Gree Ordered to Pay $15.45 million Civil Penalty for Failure to Report Defective DehumidifiersIn what is so far the highest penalty for a single offense that the Consumer Product Safety Commission (CPSC) has ever imposed, Gree Electric Appliances Inc. has agreed to pay a $15.45 civil penalty to the government. The CPSC has charged Gree with the following:

  • Knowingly failing to report a defect and the reasonable risk of serious injury to CPSC within 24 hours
  • Knowingly making false representations to CPSC during an investigation; and
  • Selling de-humidifiers bearing the “UL Safety” certification mark while knowing that the dehumidifiers did not meet UL flammability standards

Gree dehumidifiers had a defect that caused the machines to overheat and catch fire. Consumers submitted multiple reports of these types of incidents to the company, and Gree made some design changes in an attempt to fix the problem, but they did not report the product defects to CPSC within 24 hours as required. These incidents began occurring in 2012 and have caused nearly $4.5 million in property damage from the fires started by the dehumidifiers.

In 2013, Gree Electric Appliances announced a recall of about 2.5 million dehumidifiers in the U.S. and about 55,000 in Canada because the machines can overheat, create smoke and catch fire causing fire and burn hazards. In the original recall there were about 119 reported incidents of dehumidifiers catching fire, and by January 2014 there were more than 471 reported incidents. Gree manufactured dehumidifiers that were sold in most major appliance retailers such as AAFES, HH Gregg, Home Depot, Kmart, Lowe’s, Menards, Mills Fleet Farm, Sam’s Club, Sears, Walmart and other stores nationwide and in Canada, and online at and Consumers were advised to turn the units off immediately, unplug them from the wall and request a refund from Gree.

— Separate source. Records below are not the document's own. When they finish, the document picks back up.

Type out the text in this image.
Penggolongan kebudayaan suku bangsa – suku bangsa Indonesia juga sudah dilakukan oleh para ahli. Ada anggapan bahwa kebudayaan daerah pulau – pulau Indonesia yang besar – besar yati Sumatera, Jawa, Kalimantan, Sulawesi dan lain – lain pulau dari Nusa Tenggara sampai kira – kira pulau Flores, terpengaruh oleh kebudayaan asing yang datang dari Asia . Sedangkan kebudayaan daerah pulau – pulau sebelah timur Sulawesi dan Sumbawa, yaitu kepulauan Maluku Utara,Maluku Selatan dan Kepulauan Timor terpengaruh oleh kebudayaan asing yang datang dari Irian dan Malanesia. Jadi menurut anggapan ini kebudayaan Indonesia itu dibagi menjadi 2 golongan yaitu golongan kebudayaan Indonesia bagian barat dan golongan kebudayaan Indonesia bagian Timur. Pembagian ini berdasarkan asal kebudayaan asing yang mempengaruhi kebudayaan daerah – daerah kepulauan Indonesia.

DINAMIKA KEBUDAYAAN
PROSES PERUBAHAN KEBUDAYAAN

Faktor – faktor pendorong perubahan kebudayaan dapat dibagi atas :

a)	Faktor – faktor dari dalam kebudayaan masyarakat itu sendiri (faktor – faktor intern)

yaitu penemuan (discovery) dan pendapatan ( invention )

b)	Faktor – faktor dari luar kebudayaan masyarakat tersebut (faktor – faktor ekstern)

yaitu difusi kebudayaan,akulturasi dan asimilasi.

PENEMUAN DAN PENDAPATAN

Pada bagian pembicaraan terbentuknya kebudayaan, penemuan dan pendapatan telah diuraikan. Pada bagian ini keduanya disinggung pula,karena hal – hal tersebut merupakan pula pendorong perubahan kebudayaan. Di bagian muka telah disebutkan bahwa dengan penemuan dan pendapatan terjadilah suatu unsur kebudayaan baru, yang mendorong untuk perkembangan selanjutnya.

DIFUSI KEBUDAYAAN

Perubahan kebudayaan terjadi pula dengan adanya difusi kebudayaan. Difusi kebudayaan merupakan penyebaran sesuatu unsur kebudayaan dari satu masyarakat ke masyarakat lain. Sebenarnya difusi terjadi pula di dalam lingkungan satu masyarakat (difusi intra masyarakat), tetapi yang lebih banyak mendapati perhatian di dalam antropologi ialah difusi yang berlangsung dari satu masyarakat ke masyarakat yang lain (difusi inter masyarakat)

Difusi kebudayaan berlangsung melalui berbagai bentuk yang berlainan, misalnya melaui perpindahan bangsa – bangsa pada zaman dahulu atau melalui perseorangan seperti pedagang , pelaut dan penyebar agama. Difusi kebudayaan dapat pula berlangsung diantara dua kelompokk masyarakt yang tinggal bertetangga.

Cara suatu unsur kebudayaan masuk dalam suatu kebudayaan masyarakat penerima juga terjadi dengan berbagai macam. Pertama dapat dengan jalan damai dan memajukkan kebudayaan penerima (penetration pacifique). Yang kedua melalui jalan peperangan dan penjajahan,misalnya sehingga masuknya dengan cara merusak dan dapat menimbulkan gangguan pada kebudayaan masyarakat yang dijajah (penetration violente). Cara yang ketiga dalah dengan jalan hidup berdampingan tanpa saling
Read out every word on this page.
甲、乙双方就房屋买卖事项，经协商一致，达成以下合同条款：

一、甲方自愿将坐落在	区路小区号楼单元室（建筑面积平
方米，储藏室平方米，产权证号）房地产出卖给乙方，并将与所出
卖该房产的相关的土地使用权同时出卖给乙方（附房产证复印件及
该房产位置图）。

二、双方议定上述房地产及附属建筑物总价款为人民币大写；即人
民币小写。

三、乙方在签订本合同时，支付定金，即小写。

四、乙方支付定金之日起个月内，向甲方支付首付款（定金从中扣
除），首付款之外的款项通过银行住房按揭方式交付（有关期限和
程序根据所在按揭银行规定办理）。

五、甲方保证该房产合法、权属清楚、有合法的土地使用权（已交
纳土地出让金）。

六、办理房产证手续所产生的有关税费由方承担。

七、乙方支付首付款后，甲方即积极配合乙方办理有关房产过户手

As part of the settlement agreement, Gree has agreed to implement a program that would ensure that they are in compliance with the Consumer Product Safety Act (CPSA). The compliance program that Gree agreed to requires written procedures that address the following issues:

  • Creation of a process for the confidential reporting of compliance concerns to a senior manager
  • Effective training and communication of compliance policies
  • A senior management team responsible for compliance
  • Meeting the requirements for the retention of company records

According to a CPSC statement, Gree did not admit to any of the CPSC staff’s charges.

With this significant penalty, the CPSC was looking to make an example out of this case. CPSC Chairman Elliot Kaye said in a statement, that they wanted to “send a message” with these penalties from Gree:

“I have repeatedly called for much higher civil penalties when the facts line up. In this case, here is what CPSC staff concluded: The Company misled and endangered the public. The company delayed reporting to us and made material misrepresentations during our investigation. And now they will be paying the highest civil penalty possible under law. To remove any doubt as to whether we are sending a message that this kind of conduct will not be tolerated, we absolutely are sending that message. Companies behaving similarly should be prepared to pay similarly.”

Manufacturers have a duty to comply with safety regulations such as the Consumer Product Safety Act in order to provide protections for consumers. When companies fail to comply with safety regulations and their products cause harm to consumers, then those consumers have the recourse of filing a products liability lawsuit against the manufacturer and down the chain of commerce in order to recover compensation for their losses.